At Obama's presser Monday, he once again put on display his boldly divisive strategy to destroy the Republican opposition:
Republicans are "holding a gun to the head of the American people."
Republicans want to "delay checks to the elderly and children with disabilities."
Republicans want to "collect a ransom for not crashing the economy."
Republicans could "blow up the economy."
This is NOT a new strategy: vilifying conservatives to make them the enemy. It should catch no one unawares. Republicans acknowledged during the fiscal cliff standoff that they were getting killed by this strategy. So what was their dynamic response, revealing a new understanding that it will take a bold articulation of the impossible fiscal crisis we are in and how the very essence of our liberty and prosperity is at stake if we don't stand firm and thwart the reckless, cataclysmic spending of a president who seems bent on bankrupting our nation in pursuit of fundamental transformation?

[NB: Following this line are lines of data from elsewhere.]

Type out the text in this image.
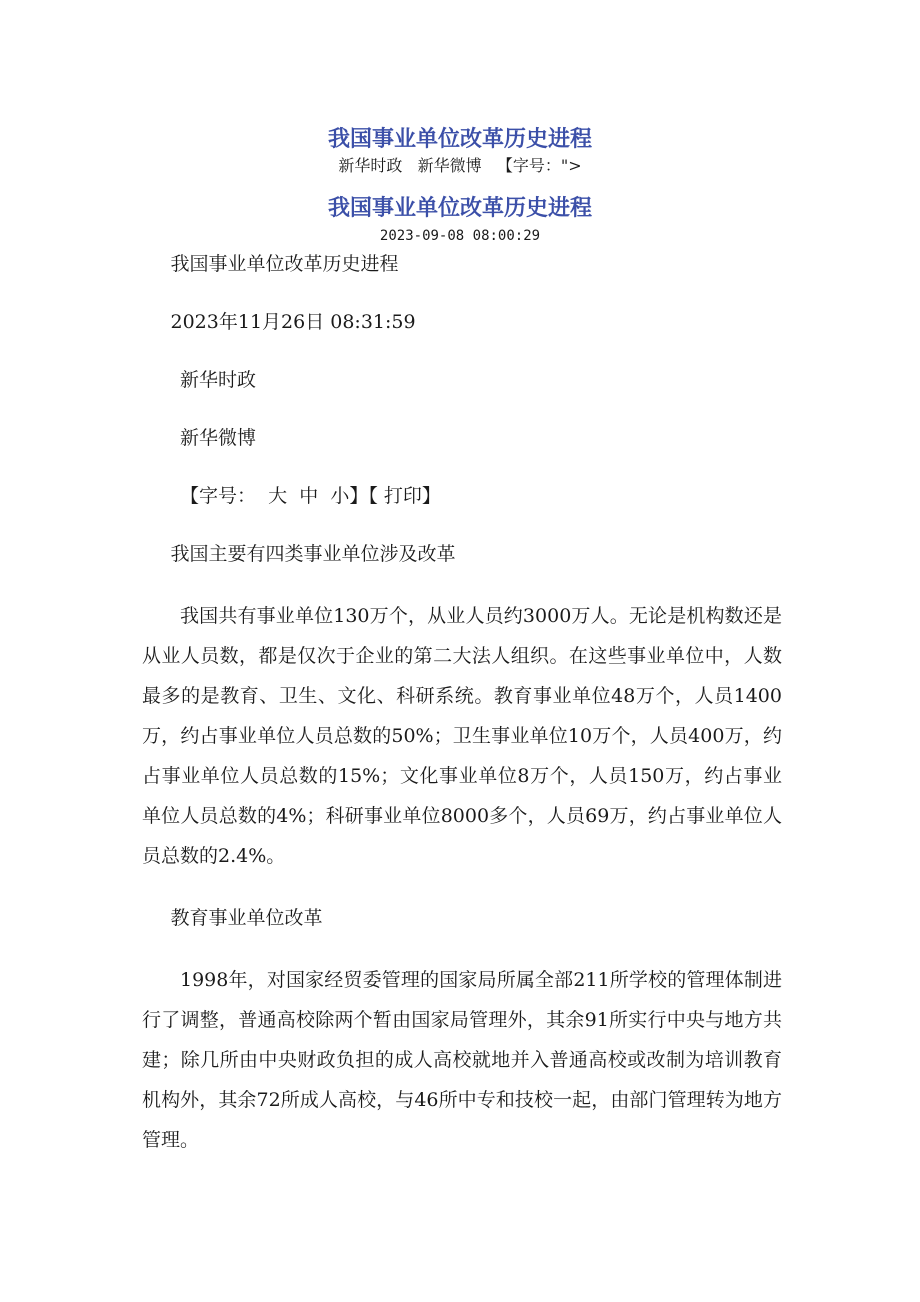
我国事业单位改革历史进程
新华时政 新华微博 【字号：">
我国事业单位改革历史进程
2023-09-08 08:00:29

我国事业单位改革历史进程

2023年11月26日 08:31:59

新华时政

新华微博

【字号： 大 中 小】【 打印】

我国主要有四类事业单位涉及改革

我国共有事业单位130万个，从业人员约3000万人。无论是机构数还是从业人员数，都是仅次于企业的第二大法人组织。在这些事业单位中，人数最多的是教育、卫生、文化、科研系统。教育事业单位48万个，人员1400万，约占事业单位人员总数的50%；卫生事业单位10万个，人员400万，约占事业单位人员总数的15%；文化事业单位8万个，人员150万，约占事业单位人员总数的4%；科研事业单位8000多个，人员69万，约占事业单位人员总数的2.4%。

教育事业单位改革

1998年，对国家经贸委管理的国家局所属全部211所学校的管理体制进行了调整，普通高校除两个暂由国家局管理外，其余91所实行中央与地方共建；除几所由中央财政负担的成人高校就地并入普通高校或改制为培训教育机构外，其余72所成人高校，与46所中专和技校一起，由部门管理转为地方管理。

Mitch McConnell: "We are hoping for a new seriousness on the part of the president with regard to the single biggest issue confronting the country and we look forward to working with him to do something about this huge, huge problem."
John Boehner: "The American people do not support raising the debt ceiling without reducing government spending at the same time. The consequences of
failing to increase the debt ceiling are real, but so, too, are the
consequences of allowing our spending problem to go unresolved.”
Seriously. "Huge, huge problem" and "the consequences are real" are not going to capture the hearts and minds of the American people. And these timid, oh-so-restrained, diplomatic words of Republican leaders are not effective in combating the over-the-top, emotional, effective vilifying language of the president. They met Obama bull horn with a whimper. Time for a game change. Real, real fast.